There is not enough mud on the ocean floor if the world really was billions of years old. Every year 25 billion tons of dust and mud are dumped in the ocean by water and wind. The average depth is less than 400 meters of mud on the ocean floor. After several billion years there should be many kilometers of mud on the ocean floor.

Also there is not enough salt in the oceans if you consider the age of the oceans if they were millions of years old.

There are too many species which have remained unchanged for millions of years!

For example, coelacanths were supposed to be extinct millions of years go. Then one was caught in the Indian Ocean in 1938 and we now know there are many thriving groups of coelacanths. Strangely enough they are unchanged from their 70 million year old ancestors.

Butterflies have three distinct stages in their lifecycle. Caterpillars develop from the eggs, and then they become chrysalises where their entire body disintigrates into a liquid mass. This liquid somehow reforms into the butterfly which breaks out of the chrysalis, and the process repeats itself. Is this the product of random chance everytime a caterpiller turns itself into a butterfly? Or is this a designed process? Is it written into the dna for a caterpiller to melt into a liquid mass and then reform into a beautiful butterfly?
It is unbelievable that this process could develop by chance!
These complex stages all needed to be present at the same time for the first butterfly egg to hatch into another butterfly. Whichever stage was the first ever it was programmed(!) to produce it's young with the whole process already defined and fully working!

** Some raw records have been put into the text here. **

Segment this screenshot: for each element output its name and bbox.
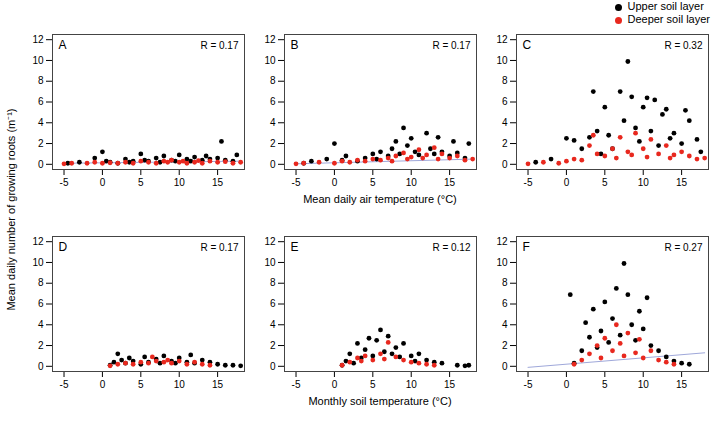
html-text:Monthly soil temperature (°C): Monthly soil temperature (°C) [308, 395, 452, 407]
svg-text:B: B [291, 38, 299, 52]
svg-text:10: 10 [496, 55, 508, 66]
html-text:Mean daily air temperature (°C: Mean daily air temperature (°C) [303, 193, 457, 205]
svg-text:R = 0.17: R = 0.17 [200, 40, 239, 51]
svg-text:5: 5 [602, 379, 608, 390]
svg-text:0: 0 [270, 159, 276, 170]
svg-text:R = 0.17: R = 0.17 [200, 242, 239, 253]
svg-text:10: 10 [496, 257, 508, 268]
svg-text:4: 4 [270, 117, 276, 128]
svg-text:10: 10 [32, 55, 44, 66]
svg-text:5: 5 [138, 379, 144, 390]
svg-text:15: 15 [444, 177, 456, 188]
svg-text:0: 0 [502, 361, 508, 372]
svg-text:12: 12 [496, 236, 508, 247]
svg-text:0: 0 [38, 361, 44, 372]
svg-text:12: 12 [496, 34, 508, 45]
svg-text:10: 10 [638, 177, 650, 188]
html-text:Upper soil layer: Upper soil layer [627, 0, 704, 12]
svg-text:10: 10 [32, 257, 44, 268]
svg-text:12: 12 [32, 236, 44, 247]
svg-text:10: 10 [264, 55, 276, 66]
svg-text:8: 8 [502, 75, 508, 86]
svg-text:12: 12 [264, 34, 276, 45]
svg-text:4: 4 [502, 117, 508, 128]
svg-text:R = 0.32: R = 0.32 [664, 40, 703, 51]
svg-text:12: 12 [264, 236, 276, 247]
svg-text:0: 0 [270, 361, 276, 372]
svg-text:-5: -5 [524, 379, 533, 390]
svg-text:5: 5 [370, 379, 376, 390]
html-text:Mean daily number of growing r: Mean daily number of growing roots (m⁻¹) [4, 108, 17, 311]
svg-text:2: 2 [270, 340, 276, 351]
svg-text:F: F [523, 240, 530, 254]
html-text:Deeper soil layer: Deeper soil layer [627, 13, 710, 25]
svg-text:R = 0.17: R = 0.17 [432, 40, 471, 51]
svg-text:8: 8 [502, 277, 508, 288]
svg-text:10: 10 [638, 379, 650, 390]
svg-text:15: 15 [444, 379, 456, 390]
svg-text:4: 4 [38, 319, 44, 330]
svg-text:5: 5 [370, 177, 376, 188]
svg-text:5: 5 [602, 177, 608, 188]
svg-text:-5: -5 [524, 177, 533, 188]
svg-text:0: 0 [564, 379, 570, 390]
svg-text:6: 6 [502, 298, 508, 309]
svg-text:6: 6 [38, 298, 44, 309]
svg-text:E: E [291, 240, 299, 254]
svg-text:2: 2 [38, 138, 44, 149]
svg-text:10: 10 [174, 379, 186, 390]
svg-text:2: 2 [502, 340, 508, 351]
svg-text:-5: -5 [60, 177, 69, 188]
svg-text:6: 6 [270, 298, 276, 309]
svg-text:-5: -5 [292, 177, 301, 188]
svg-text:10: 10 [264, 257, 276, 268]
svg-text:R = 0.12: R = 0.12 [432, 242, 471, 253]
svg-text:15: 15 [212, 379, 224, 390]
svg-text:15: 15 [676, 177, 688, 188]
svg-text:6: 6 [270, 96, 276, 107]
svg-text:0: 0 [332, 379, 338, 390]
svg-text:0: 0 [100, 379, 106, 390]
svg-text:0: 0 [564, 177, 570, 188]
svg-text:10: 10 [406, 379, 418, 390]
svg-text:R = 0.27: R = 0.27 [664, 242, 703, 253]
svg-text:0: 0 [332, 177, 338, 188]
svg-text:12: 12 [32, 34, 44, 45]
svg-text:4: 4 [270, 319, 276, 330]
svg-text:2: 2 [38, 340, 44, 351]
svg-text:2: 2 [502, 138, 508, 149]
svg-text:6: 6 [38, 96, 44, 107]
svg-text:10: 10 [174, 177, 186, 188]
svg-text:8: 8 [38, 75, 44, 86]
svg-text:2: 2 [270, 138, 276, 149]
svg-text:-5: -5 [292, 379, 301, 390]
svg-text:D: D [59, 240, 68, 254]
svg-text:4: 4 [502, 319, 508, 330]
svg-text:8: 8 [38, 277, 44, 288]
svg-text:5: 5 [138, 177, 144, 188]
svg-text:8: 8 [270, 75, 276, 86]
svg-text:6: 6 [502, 96, 508, 107]
svg-text:-5: -5 [60, 379, 69, 390]
svg-text:8: 8 [270, 277, 276, 288]
svg-text:A: A [59, 38, 67, 52]
svg-text:15: 15 [676, 379, 688, 390]
svg-text:15: 15 [212, 177, 224, 188]
svg-text:0: 0 [502, 159, 508, 170]
svg-text:4: 4 [38, 117, 44, 128]
svg-text:0: 0 [38, 159, 44, 170]
svg-text:10: 10 [406, 177, 418, 188]
svg-text:0: 0 [100, 177, 106, 188]
svg-text:C: C [523, 38, 532, 52]
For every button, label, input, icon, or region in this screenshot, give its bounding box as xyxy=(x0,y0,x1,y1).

Polystrate trees are fossilised trees that are found upright in rock strata. The bark has generally turned into coal. The tree itself is petrified. The interesting point is that these trees often go through multiple strata which would be impossible if the strata took a long time to form.

T-Rex flesh found inside the fossilised thigh bone of a T-Rex. The discovery was made in a 1000 cubic metres of Sandstone in Montana USA in 2005.
Can flesh really avoid decay for 70 million years? Or is it simply that the 'millions of years' dating system is vastly over estimating the age of rocks and fossils?

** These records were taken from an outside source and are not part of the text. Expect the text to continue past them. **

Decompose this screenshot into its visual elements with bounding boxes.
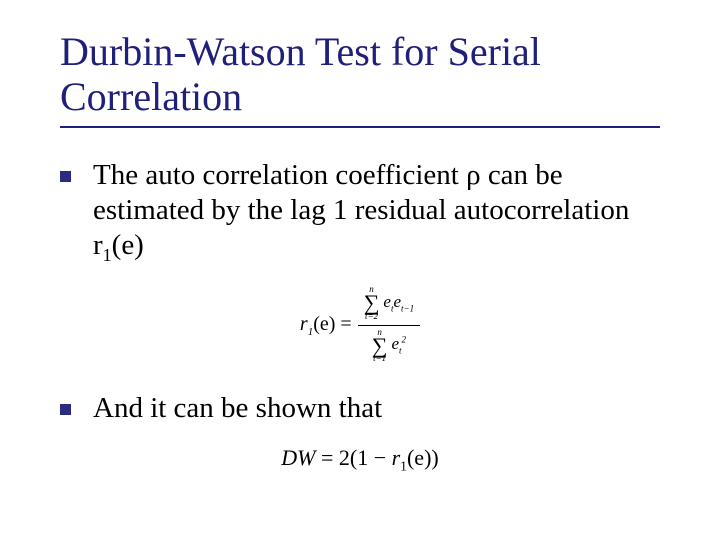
page-title: Durbin-Watson Test for Serial Correlatio… xyxy=(60,30,660,128)
lower-limit: t=2 xyxy=(365,312,378,321)
subscript: t−1 xyxy=(401,303,414,313)
denominator: n ∑ t=1 et2 xyxy=(366,328,412,366)
text-fragment: The auto correlation coefficient xyxy=(93,159,466,191)
subscript: 1 xyxy=(400,458,407,473)
bullet-text-2: And it can be shown that xyxy=(93,391,382,426)
bullet-list: The auto correlation coefficient ρ can b… xyxy=(60,158,660,474)
slide: Durbin-Watson Test for Serial Correlatio… xyxy=(0,0,720,540)
fraction: n ∑ t=2 etet−1 n ∑ t=1 xyxy=(358,285,420,365)
arg: (e) xyxy=(313,313,335,335)
sigma-icon: n ∑ t=1 xyxy=(372,328,388,364)
formula-dw: DW = 2(1 − r1(e)) xyxy=(60,445,660,474)
text-fragment: = 2(1 − xyxy=(315,445,391,470)
numerator: n ∑ t=2 etet−1 xyxy=(358,285,420,323)
var-r: r xyxy=(300,313,308,335)
superscript: 2 xyxy=(402,335,407,345)
subscript-1: 1 xyxy=(103,245,112,265)
text-fragment: (e)) xyxy=(407,445,439,470)
var-r: r xyxy=(392,445,401,470)
var-e: e xyxy=(391,334,399,353)
var-e: e xyxy=(383,292,391,311)
text-fragment: (e) xyxy=(112,229,144,261)
formula-r1e: r1(e) = n ∑ t=2 etet−1 xyxy=(60,285,660,365)
square-bullet-icon xyxy=(60,171,71,182)
subscript: t xyxy=(399,346,402,356)
var-e: e xyxy=(393,292,401,311)
bullet-text-1: The auto correlation coefficient ρ can b… xyxy=(93,158,660,267)
rho-symbol: ρ xyxy=(466,159,480,191)
square-bullet-icon xyxy=(60,404,71,415)
list-item: The auto correlation coefficient ρ can b… xyxy=(60,158,660,267)
var-dw: DW xyxy=(281,445,315,470)
list-item: And it can be shown that xyxy=(60,391,660,426)
equals: = xyxy=(335,313,351,335)
fraction-bar xyxy=(358,325,420,326)
lower-limit: t=1 xyxy=(373,354,386,363)
sigma-icon: n ∑ t=2 xyxy=(364,285,380,321)
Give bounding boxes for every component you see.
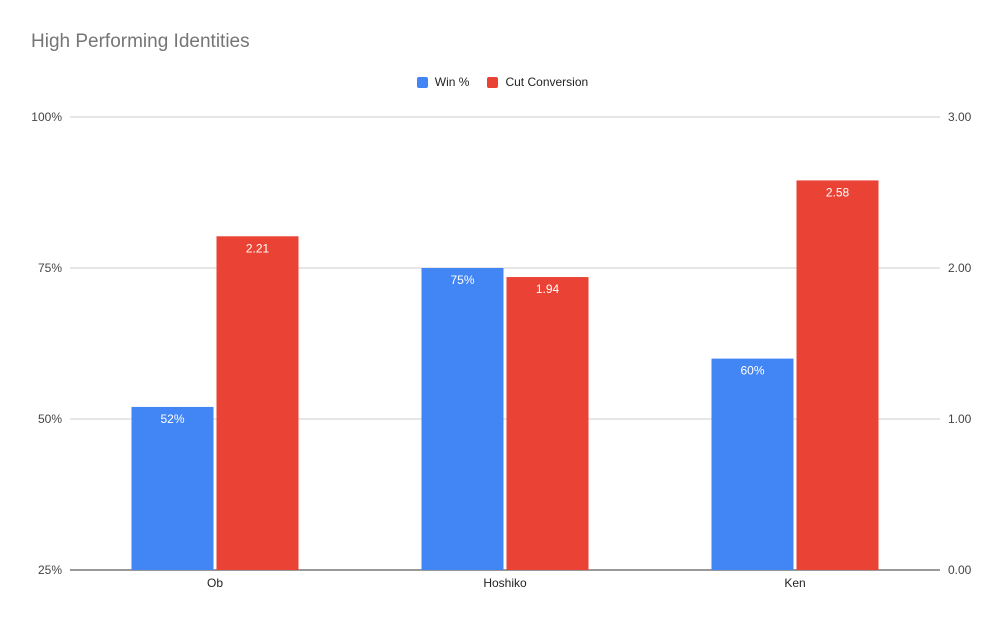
data-label-win: 60%: [740, 364, 764, 378]
data-label-cut-conversion: 1.94: [536, 282, 560, 296]
y-left-tick-label: 25%: [38, 563, 62, 577]
y-right-tick-label: 2.00: [948, 261, 972, 275]
data-label-cut-conversion: 2.58: [826, 185, 850, 199]
y-left-tick-label: 75%: [38, 261, 62, 275]
legend: Win % Cut Conversion: [0, 75, 1005, 89]
y-right-tick-label: 0.00: [948, 563, 972, 577]
x-tick-label: Ken: [784, 576, 805, 590]
legend-label-win: Win %: [434, 75, 470, 89]
legend-swatch-win: [416, 76, 428, 88]
legend-label-cut-conversion: Cut Conversion: [505, 75, 589, 89]
bar-win-ob: [131, 406, 214, 570]
legend-item-win[interactable]: Win %: [416, 75, 470, 89]
bar-cut-conversion-hoshiko: [506, 277, 589, 570]
data-label-cut-conversion: 2.21: [246, 241, 270, 255]
y-left-tick-label: 100%: [31, 110, 62, 124]
bar-cut-conversion-ob: [216, 236, 299, 571]
data-label-win: 52%: [160, 412, 184, 426]
bar-win-ken: [711, 358, 794, 570]
chart-title: High Performing Identities: [31, 31, 250, 52]
x-tick-label: Hoshiko: [483, 576, 527, 590]
bar-win-hoshiko: [421, 268, 504, 570]
bar-cut-conversion-ken: [796, 180, 879, 571]
legend-swatch-cut-conversion: [487, 76, 499, 88]
x-tick-label: Ob: [207, 576, 223, 590]
y-right-tick-label: 1.00: [948, 412, 972, 426]
y-right-tick-label: 3.00: [948, 110, 972, 124]
data-label-win: 75%: [450, 273, 474, 287]
legend-item-cut-conversion[interactable]: Cut Conversion: [487, 75, 588, 89]
y-left-tick-label: 50%: [38, 412, 62, 426]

The recent publicity (May 2009) of the 47 million year old fossil of a lemur-like creature declares it as the 'missing link' between today's higher primates (monkeys, apes and humans) and more distant relatives. I saw David Attenborough calling it the 'missing link'! I suspect when all the publicity and hype dies down that this fossil will turn out to be exactly what it looks like - a fossil of a Lemur!

In the 1980s there was an attempt to explain evolution occurring through 'beneficial mutations' which produced a new species. One major problem with this idea is that the same, supposedly random, mutation would have to happen to both a male and a female who are both living near each other and produce offsring to produce the new species! Then there are difficulties with the newly produced animal finding a similar mate for themselves!

In April 1977 a large creature was caught in fishing nets off the east coast of New Zealand. A qualified zoologist was on board and photographed and examined it carefully and confirmed that, indeed, it was a plesiosaur, a sea-dwelling dinosaur which supposedly had been dead for 100 million years!